Hem memleketin başka yerlerini de gezip görsünler hem de birkaç yıl idare
mahkemesi kapılarında ‘hak hukuk’ öğrensinler, ‘akıllanıp uslansınlar’ diye!
Savunmadan Bile Ceza Verilir
Eğer
hala uslanmamış olurlarsa, savunmasından bile soruşturma açıp cezalandırırlar.
“Terörist” ithamını hakaret kabul etmeyen müfettişler, bu kez adressiz bir
“zerzevat” sözünü hakaret hanesine yazarlar. Velhasıl üst amir ve
bürokratlarından birçok müfettişine dek MEB’de işler böyle yürür.
Ancak
hiç kimse unutmasın ki taciz ve tecavüz vakaları, idari olarak kapatılsa bile
kolay kolay unutulmaz! Ölmedikleri sürece, olaya doğrudan ya da dolaylı olarak
katılan, failleri korumak için gerçeğe aykırı beyanlarda bulunan, görevini
suistimal ederek küçücük çocukların, öğrencilerin taciz ve tecavüze uğramasına
neden olanların peşini bırakmaz birileri. Bir gölge gibi takip eder bunları.
Ne
denli unutturmak isterlerse istesinler, yıllar geçse de en umulmadık anda
birileri çıkar ve mağdurların sesi oluverir. Tıpkı; Karaman’da Ensar Vakfı ve
KAİMDER ev ve yurtlarında yaşanan skandalda olduğu gibi…
İşte O Seslerden Biri
Son
zamanlarda o seslerden biri CHP Ankara Milletvekili Yıldırım Kaya oldu. Olayın
üzerinden beş yıl geçmesine rağmen, yaşanan cinsel istismarı ve görevi
suistimal eden sorumluları yeniden gündeme getirdi. Kamuoyuna yeniden
anımsattı.
Milli
Eğitim Bakanı Ziya Selçuk’a yönelttiği yazılı soru önergesinin öncesinde TBMM’de
yaptığı basın açıklamasında “Karaman’da 2016
yılında, Ensar Vakfı ve Karaman İmam Hatip Lisesi Mezunları Derneği (KAİMDER)

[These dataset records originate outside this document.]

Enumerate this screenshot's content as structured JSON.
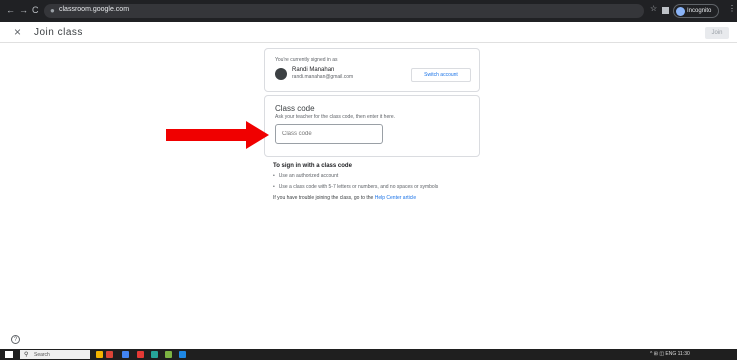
{
  "browser": {
    "url": "classroom.google.com",
    "profile_label": "Incognito",
    "nav_back": "←",
    "nav_forward": "→",
    "nav_reload": "C",
    "lock_icon": "lock-icon",
    "star": "☆",
    "menu": "⋮"
  },
  "appbar": {
    "close_symbol": "×",
    "title": "Join class",
    "join_label": "Join"
  },
  "account_card": {
    "signed_in_text": "You're currently signed in as",
    "user_name": "Randi Manahan",
    "user_email": "randi.manahan@gmail.com",
    "switch_label": "Switch account"
  },
  "code_card": {
    "title": "Class code",
    "help": "Ask your teacher for the class code, then enter it here.",
    "placeholder": "Class code"
  },
  "instructions": {
    "heading": "To sign in with a class code",
    "items": [
      "Use an authorized account",
      "Use a class code with 5-7 letters or numbers, and no spaces or symbols"
    ],
    "footer_text": "If you have trouble joining the class, go to the ",
    "footer_link": "Help Center article"
  },
  "help_symbol": "?",
  "taskbar": {
    "search_placeholder": "Search",
    "search_icon": "⚲",
    "tray_text": "^ ⊞ ◫ ENG 11:30"
  },
  "colors": {
    "arrow": "#f00000",
    "link": "#1a73e8",
    "chrome_bg": "#202124"
  }
}
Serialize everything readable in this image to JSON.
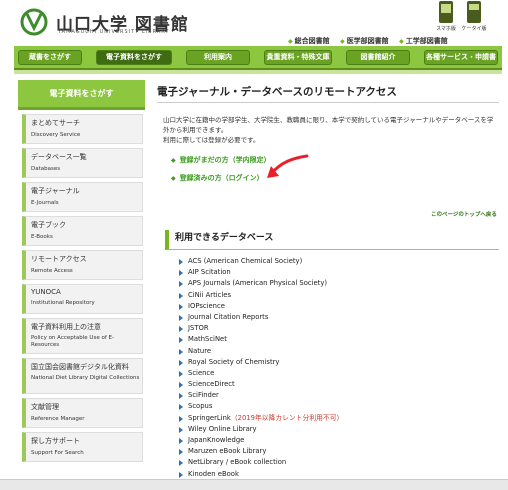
{
  "header": {
    "title": "山口大学 図書館",
    "subtitle": "YAMAGUCHI UNIVERSITY LIBRARY",
    "mobile": {
      "smartphone": "スマホ版",
      "keitai": "ケータイ版"
    },
    "sublinks": [
      "総合図書館",
      "医学部図書館",
      "工学部図書館"
    ]
  },
  "nav": {
    "items": [
      "蔵書をさがす",
      "電子資料をさがす",
      "利用案内",
      "貴重資料・特殊文庫",
      "図書館紹介",
      "各種サービス・申請書"
    ],
    "active": "電子資料をさがす"
  },
  "sidebar": {
    "heading": "電子資料をさがす",
    "items": [
      {
        "ja": "まとめてサーチ",
        "en": "Discovery Service"
      },
      {
        "ja": "データベース一覧",
        "en": "Databases"
      },
      {
        "ja": "電子ジャーナル",
        "en": "E-Journals"
      },
      {
        "ja": "電子ブック",
        "en": "E-Books"
      },
      {
        "ja": "リモートアクセス",
        "en": "Remote Access"
      },
      {
        "ja": "YUNOCA",
        "en": "Institutional Repository"
      },
      {
        "ja": "電子資料利用上の注意",
        "en": "Policy on Acceptable Use of E-Resources"
      },
      {
        "ja": "国立国会図書館デジタル化資料",
        "en": "National Diet Library Digital Collections"
      },
      {
        "ja": "文献管理",
        "en": "Reference Manager"
      },
      {
        "ja": "探し方サポート",
        "en": "Support For Search"
      }
    ]
  },
  "main": {
    "title": "電子ジャーナル・データベースのリモートアクセス",
    "intro1": "山口大学に在籍中の学部学生、大学院生、教職員に限り、本学で契約している電子ジャーナルやデータベースを学外から利用できます。",
    "intro2": "利用に際しては登録が必要です。",
    "register_new": "登録がまだの方（学内限定）",
    "register_done": "登録済みの方（ログイン）",
    "to_top": "このページのトップへ戻る",
    "db_heading": "利用できるデータベース",
    "databases": [
      {
        "name": "ACS (American Chemical Society)"
      },
      {
        "name": "AIP Scitation"
      },
      {
        "name": "APS Journals (American Physical Society)"
      },
      {
        "name": "CiNii Articles"
      },
      {
        "name": "IOPscience"
      },
      {
        "name": "Journal Citation Reports"
      },
      {
        "name": "JSTOR"
      },
      {
        "name": "MathSciNet"
      },
      {
        "name": "Nature"
      },
      {
        "name": "Royal Society of Chemistry"
      },
      {
        "name": "Science"
      },
      {
        "name": "ScienceDirect"
      },
      {
        "name": "SciFinder"
      },
      {
        "name": "Scopus"
      },
      {
        "name": "SpringerLink",
        "note": "（2019年以降カレント分利用不可）"
      },
      {
        "name": "Wiley Online Library"
      },
      {
        "name": "JapanKnowledge"
      },
      {
        "name": "Maruzen eBook Library"
      },
      {
        "name": "NetLibrary / eBook collection"
      },
      {
        "name": "Kinoden eBook"
      }
    ]
  },
  "colors": {
    "accent_green": "#8dc63f",
    "link_green": "#3a9b1c",
    "note_red": "#d03a2c",
    "annotation_red": "#e8202a"
  }
}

evlerinde yaşları 8 ile 10 arasında 45 erkek öğrencinin cinsel istismara uğraması hafızalarımızdaki tazeliğini
koruyor” dedi.
Ve ardı sıra, “Peki, istismarları gerçekleştirenlere ve görevi suistimal ederek çocuklarımıza istismar zemini hazırlayan sorumlulara ne oldu? Şimdi nerede, ne yapıyorlar?” sorularını yönelten Yıldırım Kaya, bu soruları şöyle yanıtladı: “Yaptığımız araştırmalar sonucu tecavüzcü “öğretmenle” yurtlarda fotoğraflar çektiren, Karaman İl Milli Eğitim Müdürü Asım Sultanoğlu, Milli Eğitim Bakanlığı Eğitim Müşavirliğine atanmış.”
Sözlerini
“Görevini hakkıyla yapmış (!) Hiçbir şey olmamış gibi hayatına devam ediyor!”
diyerek kinayeli bir biçimde sürdüren Yıldırım Kaya, “O dönem bu yurtların denetlenmesinden sorumlu olan Karaman Özel Öğretim
Kurumları Şube Müdürü Ahmet Bayır”ın da “bugün Ankara Milli Eğitim Şube
Müdürlüğü görevini yürüt”mekte olduğunu belirtti.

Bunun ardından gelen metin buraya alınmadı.